It is good tidings learning about the replacement of the stolen crash barriers on one of the tiers of the Pokuase Interchange.
That was swift. Because of the importance of the protective role they play for vehicles as they fall over to the lower tier in the event of accidents, the authorities could not have tarried any longer. We call for an expedited investigation in locating the daring thieves who because of their sophistication could return.
Matters arising since the theft make interesting observation. It has emerged that those who stole the barriers pretended to be part of the work gang which worked on the project, reflective vests et al and a parked vehicle nearby. It was about 5am and a man who lived nearby and saw the men working/stealing did not raise an eyebrow.
The theft was discovered only when the bona fide workers denied being responsible for the removal of the crash barriers and the streetlights.
The stolen barriers with a value of $3,500 have been replaced, this time welded to ensure that the thieves are unable to just pull them off as they did earlier.
Being on top of such thieveries, we are not completely convinced that the measures taken would be enough to stop future attempts.
The tricks they used worked for them but with others up their sleeves, they could pull another fast one.
The thieves are so daring that they would not mind stripping the asphalt overlay were that possible. They could not care a hoot about the effect of their criminality.
Residents in the neighbourhood and others should be sensitised about the need to be conscious about their surroundings so that all can become citizen-vigilantes and partake in the protection of state property.
Shouldn’t the security and monitoring lights recently installed in some parts of Accra be sited along the various tiers of the interchange? We think that is necessary because the value of the fittings on the interchange is too mouthwatering for the thieves and their scrap dealers collaborators.
Since we have not heard anything about the arrest of the thieves, we can regretfully conclude that they have eluded all efforts to nab them.
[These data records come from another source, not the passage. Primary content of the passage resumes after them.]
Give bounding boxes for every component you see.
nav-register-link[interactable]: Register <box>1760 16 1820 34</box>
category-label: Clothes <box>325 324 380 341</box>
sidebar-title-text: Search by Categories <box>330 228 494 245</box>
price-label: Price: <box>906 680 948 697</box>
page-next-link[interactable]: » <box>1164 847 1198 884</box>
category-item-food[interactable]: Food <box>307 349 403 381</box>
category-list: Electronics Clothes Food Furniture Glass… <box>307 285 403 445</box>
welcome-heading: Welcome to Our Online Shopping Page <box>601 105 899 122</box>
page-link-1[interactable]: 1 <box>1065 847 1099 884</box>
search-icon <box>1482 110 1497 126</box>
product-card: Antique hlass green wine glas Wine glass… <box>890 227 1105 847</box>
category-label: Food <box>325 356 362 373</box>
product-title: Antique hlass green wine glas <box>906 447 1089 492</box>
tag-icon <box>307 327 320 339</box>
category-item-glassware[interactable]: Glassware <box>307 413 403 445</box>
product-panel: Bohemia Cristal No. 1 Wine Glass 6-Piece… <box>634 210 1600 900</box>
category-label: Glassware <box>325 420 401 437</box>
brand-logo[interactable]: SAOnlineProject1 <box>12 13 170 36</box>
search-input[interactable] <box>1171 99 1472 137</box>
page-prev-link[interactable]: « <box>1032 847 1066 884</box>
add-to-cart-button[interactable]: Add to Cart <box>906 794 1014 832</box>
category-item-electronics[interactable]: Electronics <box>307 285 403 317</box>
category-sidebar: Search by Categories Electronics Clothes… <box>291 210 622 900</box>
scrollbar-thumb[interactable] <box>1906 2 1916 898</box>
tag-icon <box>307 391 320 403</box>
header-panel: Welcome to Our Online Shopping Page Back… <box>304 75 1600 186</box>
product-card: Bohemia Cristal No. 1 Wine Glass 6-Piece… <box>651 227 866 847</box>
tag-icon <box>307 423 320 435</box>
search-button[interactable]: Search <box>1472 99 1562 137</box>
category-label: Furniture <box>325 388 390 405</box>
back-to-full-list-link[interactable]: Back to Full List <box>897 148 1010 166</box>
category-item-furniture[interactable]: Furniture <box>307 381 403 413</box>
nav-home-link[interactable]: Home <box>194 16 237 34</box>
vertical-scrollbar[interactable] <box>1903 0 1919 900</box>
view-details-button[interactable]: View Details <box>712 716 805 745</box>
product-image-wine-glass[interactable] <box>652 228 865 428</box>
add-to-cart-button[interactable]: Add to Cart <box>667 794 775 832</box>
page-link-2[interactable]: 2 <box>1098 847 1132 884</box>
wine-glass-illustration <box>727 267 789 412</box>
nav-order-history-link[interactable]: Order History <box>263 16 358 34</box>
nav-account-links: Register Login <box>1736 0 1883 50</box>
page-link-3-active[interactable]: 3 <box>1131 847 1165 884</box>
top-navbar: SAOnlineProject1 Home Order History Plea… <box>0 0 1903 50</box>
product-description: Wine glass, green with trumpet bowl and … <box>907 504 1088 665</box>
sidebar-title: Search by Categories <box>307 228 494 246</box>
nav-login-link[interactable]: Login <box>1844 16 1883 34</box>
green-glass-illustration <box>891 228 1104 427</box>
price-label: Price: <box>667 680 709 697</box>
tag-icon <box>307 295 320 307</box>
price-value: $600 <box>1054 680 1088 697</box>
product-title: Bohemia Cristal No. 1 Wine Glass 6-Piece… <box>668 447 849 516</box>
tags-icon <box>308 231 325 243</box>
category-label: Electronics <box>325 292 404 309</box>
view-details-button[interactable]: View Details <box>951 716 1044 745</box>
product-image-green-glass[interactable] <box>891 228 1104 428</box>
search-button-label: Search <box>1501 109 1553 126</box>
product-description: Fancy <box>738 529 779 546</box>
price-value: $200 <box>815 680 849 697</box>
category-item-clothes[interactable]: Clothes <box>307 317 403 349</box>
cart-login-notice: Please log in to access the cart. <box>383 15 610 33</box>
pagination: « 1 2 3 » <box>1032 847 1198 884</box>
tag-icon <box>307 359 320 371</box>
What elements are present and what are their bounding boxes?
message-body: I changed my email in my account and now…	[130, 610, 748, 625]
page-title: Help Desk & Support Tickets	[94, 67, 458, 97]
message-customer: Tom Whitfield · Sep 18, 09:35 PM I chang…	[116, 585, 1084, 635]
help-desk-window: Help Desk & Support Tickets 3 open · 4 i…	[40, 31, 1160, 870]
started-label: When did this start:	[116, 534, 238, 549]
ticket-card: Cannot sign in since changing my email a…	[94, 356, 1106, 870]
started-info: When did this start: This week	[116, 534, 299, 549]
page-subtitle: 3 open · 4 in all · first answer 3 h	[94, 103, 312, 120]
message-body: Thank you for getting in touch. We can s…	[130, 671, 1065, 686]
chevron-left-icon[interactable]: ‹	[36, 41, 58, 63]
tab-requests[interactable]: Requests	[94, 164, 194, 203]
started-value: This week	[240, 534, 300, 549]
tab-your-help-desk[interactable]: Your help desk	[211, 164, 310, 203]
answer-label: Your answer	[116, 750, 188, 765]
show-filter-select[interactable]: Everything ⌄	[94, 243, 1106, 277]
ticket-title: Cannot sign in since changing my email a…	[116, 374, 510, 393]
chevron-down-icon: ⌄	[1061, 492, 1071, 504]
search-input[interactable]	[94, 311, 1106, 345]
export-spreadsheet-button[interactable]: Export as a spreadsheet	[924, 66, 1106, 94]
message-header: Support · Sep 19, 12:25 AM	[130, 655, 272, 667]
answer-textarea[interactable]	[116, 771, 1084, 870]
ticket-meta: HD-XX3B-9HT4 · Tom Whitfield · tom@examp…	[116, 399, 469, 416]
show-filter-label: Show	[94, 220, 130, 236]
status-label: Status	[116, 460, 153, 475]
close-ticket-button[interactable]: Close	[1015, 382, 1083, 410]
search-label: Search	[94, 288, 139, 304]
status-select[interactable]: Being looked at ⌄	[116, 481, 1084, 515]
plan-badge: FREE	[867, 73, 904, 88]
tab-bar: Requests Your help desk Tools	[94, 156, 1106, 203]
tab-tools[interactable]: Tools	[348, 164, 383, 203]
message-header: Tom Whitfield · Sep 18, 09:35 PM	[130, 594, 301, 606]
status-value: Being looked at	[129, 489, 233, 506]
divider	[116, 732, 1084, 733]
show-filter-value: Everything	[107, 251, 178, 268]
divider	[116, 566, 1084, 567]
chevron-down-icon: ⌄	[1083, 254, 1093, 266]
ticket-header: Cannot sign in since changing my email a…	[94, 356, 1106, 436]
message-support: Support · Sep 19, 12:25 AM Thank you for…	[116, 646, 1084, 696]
We did not think that it would take this long to get the thieves considering the possible places the stolen stuff could end up.
We are still convinced that the scrap dealerships in Accra can be of immense help in the investigations unless there is no appetite for hunting down the criminals.
Any success in stealing any of the parts of the interchange would be shameful to those in charge of protecting public property now that the lost barriers have been replaced.